Working my hamstrings

UNITED KINGDOM | Thursday, 1 September 2011 | Views [312]

The steep hills and streets of Edinburgh must exist to balance out all the drinking they do. Down the bottom of the Royal Mile, near Holyrood House and the ghastly Parliament Building, is Arthur's Seat. From street view, it's nothing impressive. A trail of people can be seen walking up the face of hill and disappearing around the side. There's a map at the start which informed me that Arthur's Seat, the highest peak, is somewhere in the middle of the dormant volcano. It was to be the only map along the entire walk. I was told by some travellers in my hostel that it takes 45 minutes to reach Arthur's Seat and get back again. However lack of maps or signs and paths converging whenever they wanted made my walk longer and more confusing. It took me 3 hours to reach the peak. My route, whatever it was, gave me wonderful views out over Edinburgh. Scrambling up to the peak itself is very rocky and only a few people can fit at the one time. Arthur's Seat is 250 metres above sea level.

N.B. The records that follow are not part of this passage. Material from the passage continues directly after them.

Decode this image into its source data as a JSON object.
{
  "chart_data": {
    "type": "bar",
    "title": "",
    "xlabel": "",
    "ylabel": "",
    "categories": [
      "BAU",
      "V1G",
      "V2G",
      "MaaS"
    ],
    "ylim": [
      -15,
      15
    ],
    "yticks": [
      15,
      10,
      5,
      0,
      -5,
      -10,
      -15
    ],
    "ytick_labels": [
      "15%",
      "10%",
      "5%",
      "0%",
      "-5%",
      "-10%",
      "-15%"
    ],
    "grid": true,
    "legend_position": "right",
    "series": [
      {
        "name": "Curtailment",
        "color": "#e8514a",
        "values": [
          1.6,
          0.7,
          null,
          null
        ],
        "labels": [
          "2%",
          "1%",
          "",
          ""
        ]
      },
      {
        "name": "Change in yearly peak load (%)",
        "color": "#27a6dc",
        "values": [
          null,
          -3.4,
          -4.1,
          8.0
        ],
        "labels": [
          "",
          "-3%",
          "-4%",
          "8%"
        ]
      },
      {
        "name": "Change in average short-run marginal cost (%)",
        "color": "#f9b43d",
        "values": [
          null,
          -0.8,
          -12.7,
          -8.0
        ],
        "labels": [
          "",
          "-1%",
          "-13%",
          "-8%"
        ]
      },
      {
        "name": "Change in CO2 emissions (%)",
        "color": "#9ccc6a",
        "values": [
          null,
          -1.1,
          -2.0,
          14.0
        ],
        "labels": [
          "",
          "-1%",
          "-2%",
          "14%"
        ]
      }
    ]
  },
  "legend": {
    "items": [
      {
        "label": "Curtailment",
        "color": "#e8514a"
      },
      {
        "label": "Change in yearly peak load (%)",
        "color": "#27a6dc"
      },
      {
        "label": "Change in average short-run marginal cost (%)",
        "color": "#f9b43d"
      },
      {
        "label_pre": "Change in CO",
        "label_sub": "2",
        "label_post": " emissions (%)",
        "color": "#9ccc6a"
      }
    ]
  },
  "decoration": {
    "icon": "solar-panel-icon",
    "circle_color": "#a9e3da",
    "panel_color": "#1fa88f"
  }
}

The walk back up the Royal Mile to my hostel is painful after visiting Arthur's. Locals walk around the old town like it's nothing. The new town is much more flat and comprehensible however it doesn't have the old town's charm. Edinburgh is a huge city, the fourth biggest in the UK, and if they could remove the bagpipe buskers and tacky souvenir shops, I could amuse myself here for weeks.